Early adopters in sectors like manufacturing, transportation and logistics, and healthcare, are already reaping the rewards. They're focusing on applications that improve employee safety, customer experience, and operational efficiency. While motivations differ, real-time data access, automation/AI, operational efficiency, and IoT device management have been identified as the top drivers behind Edge investment.

The compatibility challenge

Despite the benefits, the sheer variety of devices, protocols, and platforms in the IoT landscape creates a significant compatibility hurdle. Businesses are hesitant to invest in Edge solutions that might not integrate seamlessly with their current infrastructure or future deployments.

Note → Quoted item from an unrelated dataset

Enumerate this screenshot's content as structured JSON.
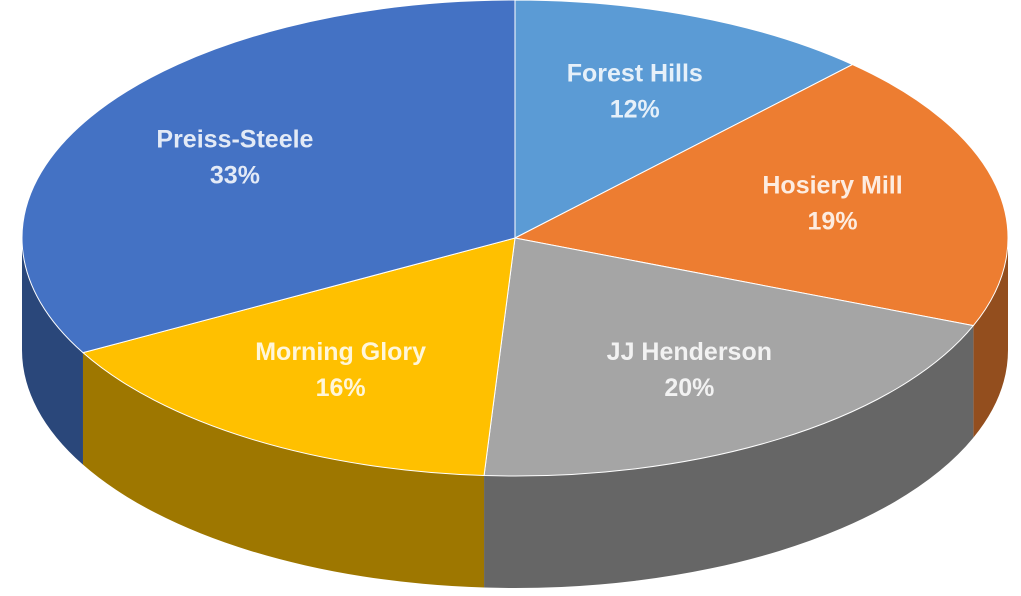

However, to truly realize the promise of Edge computing and Edge AI, enterprises need to modernize their networks. Reliable connections and low-latency environments are essential for data movement and real-time data processing required by AI-based solutions.

What’s clear is that the promise of Edge will drive companies to improve their network infrastructure so that they can take advantage of local, real-time compute and solutions. In fact, Almost 40 percent of enterprises planning Edge deployments acknowledge a need to upgrade their network to support the expected spike in connected devices and the demands of new applications.

Building a successful Actionable AI journey

Successful Edge deployments drive businesses to treat it as an integral part of their business strategy. Meeting the data demands of the latest AI-powered innovations isn't a one-person job. What’s clear is that AI is driving the demand for Edge technologies. To meet this demand, organizations will need to collaborate internally between IT and business teams, and externally with managed service providers (MSPs) who can help navigate legacy systems and protocols. Leveraging the knowledge of MSPs will be integral to finding the most efficient and effective ways for an enterprise to deploy and leverage Edge computing.

By embracing the intelligent Edge, businesses can unlock a myriad of benefits from operational efficiency to real-time Actionable AI – the perfect foundation for agile and adaptable operations. As more enterprises look to adopt the latest Edge technologies, this foundation will be critical to ensuring seamless data processing, scalability, and the ability to adapt to evolving business goals, but this demands orchestration across IT and business functions. Keep in mind that going in alone on the journey can prevent enterprises from realizing the full potential of Edge. Embrace collaboration, harness the power of the intelligent Edge, and watch Industry 4.0 aspirations transform into reality.